= Nursing in Iran =

Nursing educational programs in Iran are similar to the nursing educational programs in other countries in many aspects. Holding a secondary school diploma and passing the entrance exam is necessary for the admission. The entrance exams to governmental universities and Azad University are held separately. The duration of the associate degree course for operating room and anesthesia is two years, a bachelor's degree in nursing is four years, a master's degree in nursing is two to two and a half years, and a doctorate degree in nursing is four to five years.

In the beginning, nursing educational programs were part of medical educational programs. On the basis of this structure, the nurse followed the instruction of physician without any question. Nowadays, nursing educational program in Iran has been progressed and after the year 1992 considering the community base care, the nursing educational program also has changed.

In a bachelor's degree program, nursing students start the clinical work from the second term and continue through the completion of sixth term simultaneously with theoretical subjects.

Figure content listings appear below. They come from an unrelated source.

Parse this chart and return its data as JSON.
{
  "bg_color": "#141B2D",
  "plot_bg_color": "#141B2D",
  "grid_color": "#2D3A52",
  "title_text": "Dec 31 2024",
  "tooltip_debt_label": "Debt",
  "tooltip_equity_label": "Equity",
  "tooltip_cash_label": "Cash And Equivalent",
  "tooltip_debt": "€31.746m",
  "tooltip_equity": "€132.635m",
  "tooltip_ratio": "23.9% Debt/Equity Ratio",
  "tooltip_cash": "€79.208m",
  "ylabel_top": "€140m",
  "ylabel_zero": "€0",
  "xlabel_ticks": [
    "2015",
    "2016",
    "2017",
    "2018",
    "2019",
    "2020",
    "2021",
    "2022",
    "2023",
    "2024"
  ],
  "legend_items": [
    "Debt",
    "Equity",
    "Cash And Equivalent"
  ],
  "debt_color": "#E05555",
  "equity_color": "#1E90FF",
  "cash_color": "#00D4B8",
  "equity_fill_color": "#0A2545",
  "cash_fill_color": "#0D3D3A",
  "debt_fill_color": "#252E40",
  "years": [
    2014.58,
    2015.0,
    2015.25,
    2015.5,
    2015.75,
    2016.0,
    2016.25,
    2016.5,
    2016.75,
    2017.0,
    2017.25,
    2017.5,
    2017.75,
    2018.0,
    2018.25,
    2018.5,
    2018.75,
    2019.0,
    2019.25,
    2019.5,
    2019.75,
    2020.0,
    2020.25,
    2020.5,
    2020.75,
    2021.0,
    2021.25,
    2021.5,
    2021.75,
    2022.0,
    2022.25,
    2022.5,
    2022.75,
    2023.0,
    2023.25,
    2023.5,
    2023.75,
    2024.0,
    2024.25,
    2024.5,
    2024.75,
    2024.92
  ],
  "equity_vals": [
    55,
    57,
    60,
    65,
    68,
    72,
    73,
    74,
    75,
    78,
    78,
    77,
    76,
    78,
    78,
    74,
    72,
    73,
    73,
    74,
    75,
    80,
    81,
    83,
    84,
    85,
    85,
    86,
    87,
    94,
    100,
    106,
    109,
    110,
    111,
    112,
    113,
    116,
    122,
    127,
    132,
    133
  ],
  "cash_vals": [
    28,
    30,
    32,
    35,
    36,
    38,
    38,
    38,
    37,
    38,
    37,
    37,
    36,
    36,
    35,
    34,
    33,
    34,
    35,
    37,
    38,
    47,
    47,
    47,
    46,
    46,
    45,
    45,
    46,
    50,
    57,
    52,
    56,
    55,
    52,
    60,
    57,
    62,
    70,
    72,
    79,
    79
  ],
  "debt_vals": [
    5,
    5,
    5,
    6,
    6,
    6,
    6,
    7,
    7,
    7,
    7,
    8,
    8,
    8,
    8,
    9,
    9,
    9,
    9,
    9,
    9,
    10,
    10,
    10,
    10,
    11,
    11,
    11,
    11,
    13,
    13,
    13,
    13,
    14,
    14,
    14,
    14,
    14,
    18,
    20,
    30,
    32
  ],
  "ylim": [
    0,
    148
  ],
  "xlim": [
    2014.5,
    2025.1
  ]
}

The seventh and eighth terms are allocated for a practical training program.

During the years of study, students have the opportunity to interact with patients in the various clinical areas, especially intensive care units, and gain great experience. Students' progress in clinical environments from simple issues toward more complex issues. At present, practical nursing degree and associate degree nursing programs have been eliminated and Iranian nurses must hold bachelor's degree to work in Iran from accredited universities confirmed by the Ministry of Health.

In 2014, the national curriculum envisaged 4 credits of clinical clerkship experiences in community-based healthcare centers to be completed between the 5th (1 credit) and the 8th semester (3 credits). Nursing students’ were involved in real and practical cases, while their education during clerkships was mainly based on lectures and on a variety of teacher-centered methods.

However, since the first three years of the undergraduate course students have the opportunity to join health care facilities, comprehensive of intensive care and specialist wards. A 2020 extended study on internal nursing students during their clerkships in Tehran university-affiliated hospitals showed spiritual beliefs, extraversion character and coping strategies play a significant role in increasing job satisfaction and in reducing the clinical practice stress, while the spiritual factor was associated to the need of a spiritual nourishment in the workplaces. Its impact seems to be because medical students with spiritual beliefs "consider caring patients glorified as a sacred job and a way to meet their spiritual goals."

==Nursing and related titles and education==
- Nurse
Nurse is a person who is holding four years university degree and executes works relating to nursing profession including taking care of patients, perform health and medical services, educational, research and managerial affairs. At present annually 6000 persons are graduated in the bachelor's degree program in nursing.
- Practical Nurse
A person who is holding secondary school diploma in nursing and have completed 2 years program in nursing and cooperate in activities of nurses in medical sections under the supervision of nurses.
- Nursing Assistant
A person who is holding secondary school diploma and passing short term program for the execution of initial cares of patients under the supervision of nurses.
- Master in Nursing
Nurses after obtaining bachelor's degree and passing the entrance exam are eligible to continue their study in geriatric nursing, pediatric nursing, medical surgical nursing, community health nursing, psychiatric nursing and nursing education. These persons after graduation mainly become in charge of nurses' education or management of medical sections. Duration of this program is 2.5 years. At present annually 150 persons are graduated in master's degree program in nursing.
- PhD in Nursing
Nurses by holding master's degree after passing entrance exam, are eligible to continue their study in PhD in the field of Nursing. Duration of this program is 4 years and the graduates mainly will work in educational and research sections. At present annually 20 persons are graduated in this program.

==Nursing jobs in Iran==
According to the census, approximately 120,000 nurses are currently working in Iran in various specialties.

Upon the approval and execution of the continuous education act, Iranian nurses should obtain score of 15 every year in various educational courses held by the Ministry of Health of Universities, Scientific Associations, and Nursing organizations.